Let’s say you are a victim of a predatory psychopath, and you reach out to someone you trust for help, the person you trusted goes behind your back and reports your concerns to the psycho. This is the Psycho Cluster. In this scenario, the psychopath has everyone in your circle of influence under his or her control. He or she can easily influence them, convince them that you are psychologically unstable, and he will use them to “deal with you,” all under the guise of “caring about you so much.”
This creates a whirlwind of anti-you influence all around you. Anything you say and do from that point forward in an attempt to expose your psychopath for who he or she really is will not be taken seriously and only makes you look more and more as if you are losing your mind, and chances are, even you will start to question your own sanity, as the people around you try to support you by keeping you sedated and compliant. Because, after all, they are looking out for your best interests, right?
Wrong. They are simply mindless tools doing the bidding of the predatory psychopath. But they have no idea. They are convinced that they are doing the right thing for you. Amidst the Psycho Cluster, your whole world is turned upside down, and you don’t know who to trust. Because that one person you think you can trust might be the one that makes everything even worse.
Now your psychopath knows that you are onto him or her and are looking for a way out, so he or she has no choice but to turn on the heat, initiate the Psycho Cluster, and turn everyone against you.
I can look back, now, and see that early on, in my career as a Christian Counselor, I was duped by individuals who I would now know as psychopathic personalities. And I, with the best of intentions, sent people straight back into the lion’s den and encouraged them to essentially man up and get control of their life. And back then? When I talked about getting control, it wasn’t like I would talk about doing so today.
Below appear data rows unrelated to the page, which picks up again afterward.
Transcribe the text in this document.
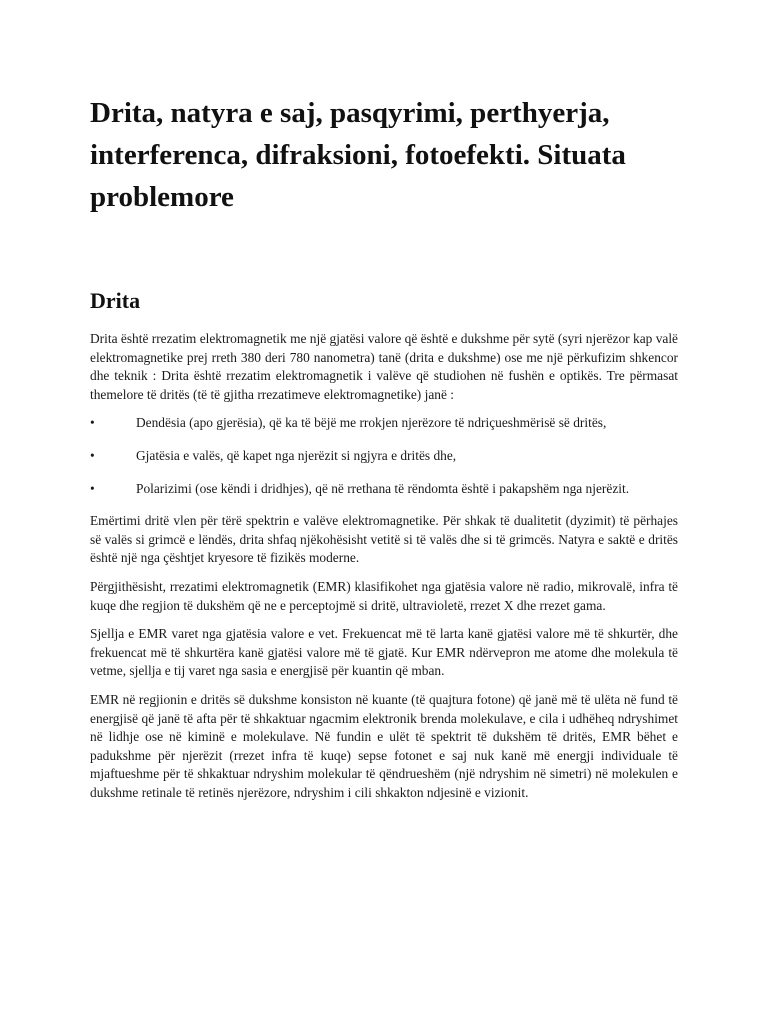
Drita, natyra e saj, pasqyrimi, perthyerja, interferenca, difraksioni, fotoefekti. Situata problemore
Drita

Drita është rrezatim elektromagnetik me një gjatësi valore që është e dukshme për sytë (syri njerëzor kap valë elektromagnetike prej rreth 380 deri 780 nanometra) tanë (drita e dukshme) ose me një përkufizim shkencor dhe teknik : Drita është rrezatim elektromagnetik i valëve që studiohen në fushën e optikës. Tre përmasat themelore të dritës (të të gjitha rrezatimeve elektromagnetike) janë :

•	Dendësia (apo gjerësia), që ka të bëjë me rrokjen njerëzore të ndriçueshmërisë së dritës,
•	Gjatësia e valës, që kapet nga njerëzit si ngjyra e dritës dhe,
•	Polarizimi (ose këndi i dridhjes), që në rrethana të rëndomta është i pakapshëm nga njerëzit.

Emërtimi dritë vlen për tërë spektrin e valëve elektromagnetike. Për shkak të dualitetit (dyzimit) të përhajes së valës si grimcë e lëndës, drita shfaq njëkohësisht vetitë si të valës dhe si të grimcës. Natyra e saktë e dritës është një nga çështjet kryesore të fizikës moderne.

Përgjithësisht, rrezatimi elektromagnetik (EMR) klasifikohet nga gjatësia valore në radio, mikrovalë, infra të kuqe dhe regjion të dukshëm që ne e perceptojmë si dritë, ultravioletë, rrezet X dhe rrezet gama.

Sjellja e EMR varet nga gjatësia valore e vet. Frekuencat më të larta kanë gjatësi valore më të shkurtër, dhe frekuencat më të shkurtëra kanë gjatësi valore më të gjatë. Kur EMR ndërvepron me atome dhe molekula të vetme, sjellja e tij varet nga sasia e energjisë për kuantin që mban.

EMR në regjionin e dritës së dukshme konsiston në kuante (të quajtura fotone) që janë më të ulëta në fund të energjisë që janë të afta për të shkaktuar ngacmim elektronik brenda molekulave, e cila i udhëheq ndryshimet në lidhje ose në kiminë e molekulave. Në fundin e ulët të spektrit të dukshëm të dritës, EMR bëhet e padukshme për njerëzit (rrezet infra të kuqe) sepse fotonet e saj nuk kanë më energji individuale të mjaftueshme për të shkaktuar ndryshim molekular të qëndrueshëm (një ndryshim në simetri) në molekulen e dukshme retinale të retinës njerëzore, ndryshim i cili shkakton ndjesinë e vizionit.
In those early years of my ministry, it meant, “Doing the right thing.”
Whatever is happening in your life serves some greater purpose. Just go along with it, and everything will work out alright.
Doing the right thing meant, sucking it up. Sleeping in the bed that you made for yourself. Keeping your word and commitments regardless of external circumstances. Walking the straight and narrow without regard for self. All under the premise that whatever is happening in your life serves some greater purpose. Just go along with it, and everything will work out alright. Plus, God would never let you find yourself in a situation that you were not already equipped to handle.
“So, buck up buttercup. Get in there and do the right thing, even if it means being a martyr for what you believe in.”
(I was such an idiot back in the day.)
It was like; if Jesus died for you, why wouldn’t you put your own life at risk, even facing the possibility of death for the sake of your spouse, family, or friends while committing acts of selfless servitude?
Today, in a more enlightened therapeutic environment, responses like these would be considered as psycho-ignorant disrespect, potentially blaming the psychopath victim, and detrimental to any hope of successful recovery.
Goodness could be found in anyone.
And back then, I truly believed that all of mankind was basically good. Like goodness could be found in anyone. I had witnessed the redemptive power of God with my own eyes. Previously wicked people and criminals turned their lives around and lived blessed lives, adding value to the community and making the world a better place. People I thought had no hope of redemption.
That was until I met my first psychopath. At that moment, I knew I had been sorely mistaken.
If you think that certain religious orders do not have psychopaths as members and among the leadership. Think again. Psychopaths gravitate to religion because it has built-in manipulation tactics that they can use for their own dark purposes.
It is impossible to know what is going on inside the head of a psychopath.
So, I can see how professionals, doctors, therapists, counselors, and advisors of all types can easily be conned by a skillful predatory psychopath and get drawn into the Psycho Cluster because it happened to me. It could happen to anyone who has no idea that this kind of manipulation tactic is at work behind the scenes. We only know what we know, and it is impossible to know what is going on inside the head of a psychopath.
If you find yourself as the victim of a predatory psychopath who has already spun the Psycho Cluster into motion, then forget to reach out to anyone in your circle of influence. Reach out to someone who is not associated with your private or public life to talk to.
Do not engage in any therapeutic process with your predatory psychopath, and if you are forced to do so, play along. That means, do not speak your truth, guide your heart, do not let your true feelings show, and be looking for someone else who can help guide you in your plan to separate yourself from the psychopathic control, and get you surrounded by a safe and secure environment where you can do the work of healing and recovery from this psychopathic chapter of your life.
A Certified Psychopath Victims Coach will be on the lookout for signs of such a relationship (which is not really a relationship at all) or evidence of Psycho Cluster activity, and even if they have met you in a couples counseling arena, they will help to refer you to someone you can speak to or make other means available to you to reach out for help.